Durante los días de lluvia es frecuente que los gatos tengan dificultades para regresar a casa o parezcan confundidos.
La orientación del gato que sale libremente fuera de casa depende de una estela de señales químicas que deja a lo largo del camino. Para volver a casa, el animal se fía de la marcación del territorio hecha con orina y glándulas de la piel. Este sistema de navegación natural es muy eficaz, pero tiene un límite físico representado por la lluvia. La lluvia fuerte de las tormentas diluye estas huellas olfativas y convierte el barrio en un lugar desconocido en pocos minutos.
Los gatos marcan esquinas, arbustos y muretes con orina y feromonas para definir los límites de su zona segura. Usan el órgano de Jacobson, situado en el paladar, para procesar estas huellas y confirmar su posición espacial. En condiciones de clima seco estas estelas funcionan como una guía precisa que permite al gato desplazarse y volver sin problemas. El problema surge cuando el agua arrastra las moléculas odoríferas y neutraliza los puntos de referencia químicos fundamentales para el retorno.
Si el animal está fuera de casa cuando estalla una tormenta, arriesga perder su brújula sensorial. En este estado de confusión el gato no huye por elección, sino que se encuentra súbitamente sin indicaciones. Empujado por la necesidad de guarecerse de la humedad acaba colándose a menudo en garajes, cobertizos o motores de coches y se aleja aún más de su territorio habitual. La biología felina no tiene defensas naturales contra la cancelación de huellas causada por el mal tiempo y esto explica por qué muchos extravíos ocurren precisamente durante días de lluvia intensa.

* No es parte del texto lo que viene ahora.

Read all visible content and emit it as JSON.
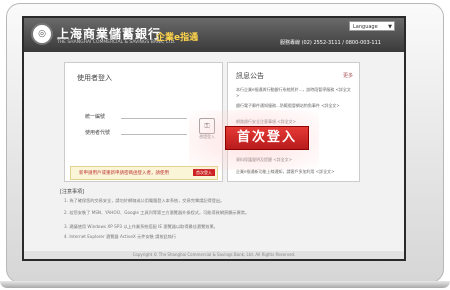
{
  "header": {
    "bank_name": "上海商業儲蓄銀行",
    "bank_name_en": "THE SHANGHAI COMMERCIAL & SAVINGS BANK, LTD.",
    "slogan": "企業e指通",
    "language": "Language",
    "hotline": "服務專線 (02) 2552-3111 / 0800-003-111"
  },
  "login": {
    "title": "使用者登入",
    "fields": [
      {
        "label": "統一編號"
      },
      {
        "label": "使用者代號"
      }
    ],
    "side_link": "憑證登入",
    "notice_text": "新申請用戶或重新申請密碼函登入者，請使用",
    "notice_button": "首次登入"
  },
  "announcement": {
    "title": "訊息公告",
    "more": "更多",
    "items": [
      "本行企業e指通與行動銀行系統將於...，該時段暫停服務 <詳全文>",
      "銀行電子郵件通知服務...防範假冒網站釣魚事件 <詳全文>",
      "網路銀行安全注意事項 <詳全文>",
      "資料保護聲明及提醒 <詳全文>",
      "企業e指通新功能上線通知，請客戶多加利用 <詳全文>"
    ]
  },
  "first_login_banner": "首次登入",
  "notes": {
    "title": "[注意事項]",
    "items": [
      "1. 為了確保您的交易安全，請勿於網咖或公用電腦登入本系統，交易完畢請記得登出。",
      "2. 若您安裝了 MSN、YAHOO、Google 工具列等第三方瀏覽器外掛程式，可能導致網頁顯示異常。",
      "3. 建議使用 Windows XP SP3 以上作業系統搭配 IE 瀏覽器以取得最佳瀏覽效果。",
      "4. Internet Explorer 瀏覽器 ActiveX 元件安裝 請按此執行"
    ]
  },
  "footer": "Copyright © The Shanghai Commercial & Savings Bank, Ltd. All Rights Reserved."
}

En un entorno urbanizado los peligros son numerosos y los sentidos del animal por sí solos no bastan ya para garantizar su seguridad. Para gestionar estas emergencias conviene monitorear constantemente las previsiones meteorológicas locales y acostumbrar al gato a volver a casa en cuanto el cielo empiece a oscurecerse. Además de estas precauciones conductuales existen soluciones que ayudan a superar los límites del olfato felino. Muchos propietarios eligen usar un localizador GPS para gatos como Tractive que permite visualizar la posición exacta del animal directamente en el smartphone.

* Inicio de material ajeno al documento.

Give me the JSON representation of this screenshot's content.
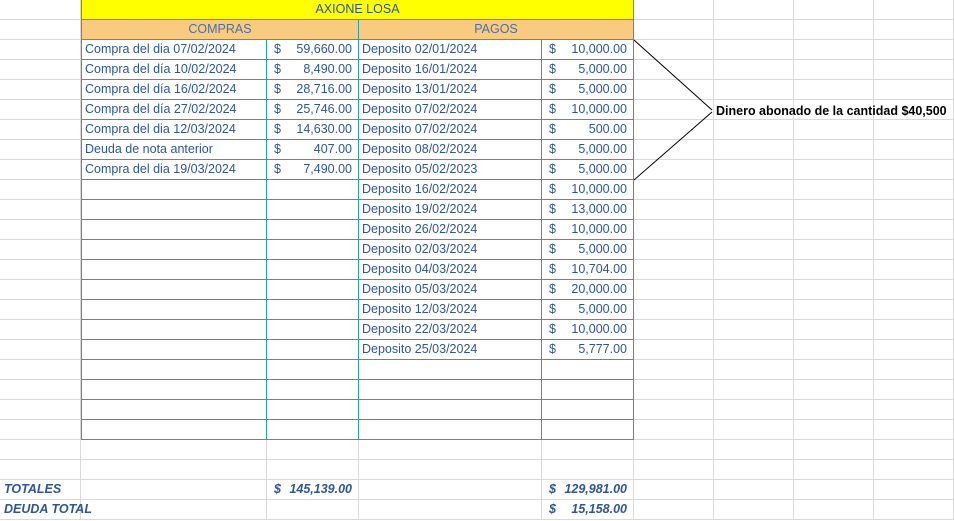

Este instrumento GPS resulta útil cuando la lluvia ha eliminado los olores porque permite localizar al gato incluso si está en estado de shock o escondido en un lugar inaccesible. Mientras el microchip obligatorio requiere que alguien encuentre al animal y lo lleve al veterinario, el rastreo con el localizador satelital permite una intervención inmediata por parte del propietario. Saber dónde está el gato durante una tormenta reduce los tiempos de recuperación y ayuda a encontrarlo antes de que se desplace a zonas peligrosas o de difícil acceso.

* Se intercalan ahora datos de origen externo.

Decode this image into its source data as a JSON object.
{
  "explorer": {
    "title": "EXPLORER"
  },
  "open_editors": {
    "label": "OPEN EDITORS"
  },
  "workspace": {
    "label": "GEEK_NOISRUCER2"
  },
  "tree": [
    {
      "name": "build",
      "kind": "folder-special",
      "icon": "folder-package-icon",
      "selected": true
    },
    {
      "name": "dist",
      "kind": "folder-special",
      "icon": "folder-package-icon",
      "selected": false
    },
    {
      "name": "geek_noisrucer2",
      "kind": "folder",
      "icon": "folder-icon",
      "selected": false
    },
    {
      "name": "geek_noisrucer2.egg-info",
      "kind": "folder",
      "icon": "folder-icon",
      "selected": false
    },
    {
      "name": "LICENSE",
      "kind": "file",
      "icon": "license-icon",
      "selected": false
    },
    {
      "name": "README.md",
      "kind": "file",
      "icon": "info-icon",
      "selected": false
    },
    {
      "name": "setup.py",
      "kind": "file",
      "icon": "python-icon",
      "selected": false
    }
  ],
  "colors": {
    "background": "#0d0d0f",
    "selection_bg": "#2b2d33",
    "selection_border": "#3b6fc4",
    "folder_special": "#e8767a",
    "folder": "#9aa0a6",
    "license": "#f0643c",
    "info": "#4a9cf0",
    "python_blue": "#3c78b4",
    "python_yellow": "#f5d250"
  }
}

En caso de extravío bajo la lluvia la rapidez de acción es el factor más importante. Un gato desorientado tiende a quedarse inmóvil y escondido durante horas esperando que el entorno le resulte familiar de nuevo. Intervenir inmediatamente, antes de que el animal se mueva empujado por el hambre o el miedo, es la mejor estrategia para evitar que un problema de orientación temporal se convierta en una búsqueda compleja.